T.M. Luhrmann cites many instances of this practice in her book When God Talks Back: Understanding the American Evangelical Relationship with God. Below I share some quotes to illustrate this point:
ONE OF THE FIRST THINGS a person must master at a church like the Vineyard is to recognize when God is present and when he responds. This can seem odd to someone raised in a mainstream church, where God is usually not imagined as a person with whom you have back-and-forth conversation throughout the day. At the Vineyard, people speak about recognizing God’s “voice.” They talk about things God has “said” to them about very specific topics—where they should go to school and whether they should volunteer in a day care—and newcomers are often confused by what they mean. Newcomers soon learn that God is understood to speak to congregants inside their own minds. They learn that someone who worships God at the Vineyard must develop the ability to recognize thoughts in their own mind that are not in fact their thoughts, but God’s. They learn that this is a skill they should master. At the beginning, they usually find both the skill and the very idea of the skill perplexing.
It is indeed a striking God, this modern God imagined by so many American evangelicals. Each generation meets God in its own manner. Over the last few decades, this generation of Americans has sought out an intensely personal God, a God who not only cares about your welfare but worries with you about whether to paint the kitchen table. These Americans call themselves evangelical to assert that they are part of the conservative Christian tradition that understands the Bible to be literally or near literally true and that describes the relationship with Jesus as personal, and as being born again. But the feature that most deeply characterizes them is that the God they seek is more personally intimate, and more intimately experienced, than the God most Americans grew up with.

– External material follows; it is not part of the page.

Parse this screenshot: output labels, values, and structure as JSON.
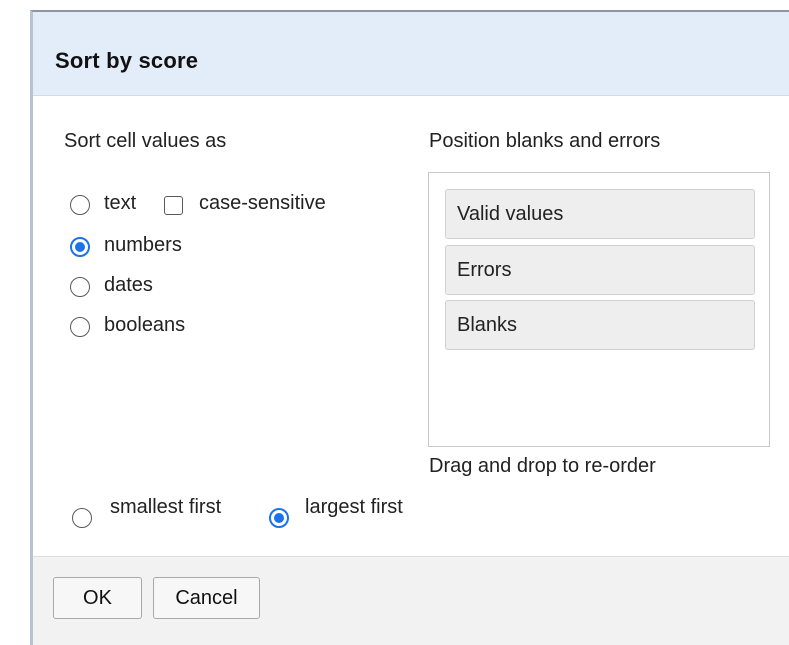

These evangelicals have sought out and cultivated concrete experiences of God’s realness. They have strained to hear the voice of God speaking outside their heads. They have yearned to feel God clasp their hands and to sense the weight of his hands push against their shoulders. They have wanted the hot presence of the Holy Spirit to brush their cheeks and knock them sideways.
In effect, people train the mind in such a way that they experience part of their mind as the presence of God. They learn to reinterpret the familiar experiences of their own minds and bodies as not being their own at all—but God’s. They learn to identify some thoughts as God’s voice, some images as God’s suggestions, some sensations as God’s touch or the response to his nearness. They construct God’s interactions out of these personal mental events, mapping the abstract concept “God” out of their mental awareness into a being they imagine and reimagine in ways shaped by the Bible and encouraged by their church community. They learn to shift the way they scan their worlds, always searching for a mark of God’s presence, chastening the unruly mind if it stubbornly insists that there is nothing there. Then they turn around and allow this sense of God—an external being they find internally in their minds—to discipline their thoughts and emotions. They allow the God they learn to experience in their minds to persuade them that an external God looks after them and loves them unconditionally.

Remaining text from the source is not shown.